Future simulations of the hemostasis process may also involve other physiological processes. Platelets, for example, were long thought to associate with cancer metastasis since the early 1990s.26 More recently, it has been well studied that platelet activation and blood coagulation have a crucial role in the progression of cancer.24 Platelets also physically promote tumor metastasis by protecting tumor cells from immune elimination and enhancing their arrest on the endothelium.24 By introducing cancer cells into hemostasis models, researchers will be able to simulate platelet-mediated tumor metastasis. Platelets also play other pathological roles in inflammation and atherogenesis.23 In summary, multiscale simulations of hemostasis will be more versatile in the future, being applied in different biological fields.

Code Sharing

Computer simulation of biological processes has expanded tremendously over the past two decades. Storage databases, such as those used for genomic data in computational genetics, have been widely shared. However, databases of methods (i.e., algorithms or modules) have not seen the same pooling of resources. While commercially available packages are costly and inflexible toward adjustment, highly compatible platforms have been established for better communication, wider application and more powerful combined modules.

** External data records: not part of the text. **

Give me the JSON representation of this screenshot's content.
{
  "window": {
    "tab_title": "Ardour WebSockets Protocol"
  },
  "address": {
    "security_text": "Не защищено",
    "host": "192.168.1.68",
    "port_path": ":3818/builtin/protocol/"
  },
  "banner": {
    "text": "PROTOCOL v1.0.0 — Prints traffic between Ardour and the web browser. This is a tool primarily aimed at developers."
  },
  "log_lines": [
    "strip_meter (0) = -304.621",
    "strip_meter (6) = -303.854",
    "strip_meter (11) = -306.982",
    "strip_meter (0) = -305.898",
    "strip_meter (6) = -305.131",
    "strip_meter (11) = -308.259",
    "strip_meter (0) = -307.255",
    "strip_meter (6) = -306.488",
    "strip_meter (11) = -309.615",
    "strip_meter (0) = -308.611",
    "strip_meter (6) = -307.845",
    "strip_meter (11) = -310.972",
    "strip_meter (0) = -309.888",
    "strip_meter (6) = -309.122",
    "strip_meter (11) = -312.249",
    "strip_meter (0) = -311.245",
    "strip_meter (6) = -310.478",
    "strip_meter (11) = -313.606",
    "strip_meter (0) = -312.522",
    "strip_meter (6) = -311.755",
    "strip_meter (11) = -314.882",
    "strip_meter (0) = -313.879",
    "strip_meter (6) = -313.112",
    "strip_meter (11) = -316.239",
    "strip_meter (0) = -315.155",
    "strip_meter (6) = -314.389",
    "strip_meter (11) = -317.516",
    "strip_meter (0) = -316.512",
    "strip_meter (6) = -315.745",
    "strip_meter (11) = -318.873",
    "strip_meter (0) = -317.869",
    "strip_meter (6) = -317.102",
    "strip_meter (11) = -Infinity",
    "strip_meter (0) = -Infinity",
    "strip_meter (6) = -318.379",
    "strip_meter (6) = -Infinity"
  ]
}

Those platforms have a list of compatible components from markup languages and simulation tools to model databases and discussion forums. System Biology Markup Language (SBML) and one of its derivatives, CellML, are examples of common tools for multiple-scale analysis and simulation of biological systems, with the latter placing a special emphasis on cellular phenomena. SBML and CellML are powerful for simulating the coagulation cascade and platelet activation, but are not optimal for physical models, such as cell motion or deformation under flow. Closer collaboration will be required in order to develop comprehensive and more realistic models. Working groups have been formed in order to better serve the networking purposes of computational biologists; these also facilitate the sharing of codes that are not readily transferrable to common platforms. The Multiscale System Biology Working Group is such an example.27 The group establishes a website platform with up-to-date information on available tools, novel concepts, and major, relevant review papers in the field. The goal is to identify and articulate current challenges and opportunities in the field, as well as to foster scientific collaboration.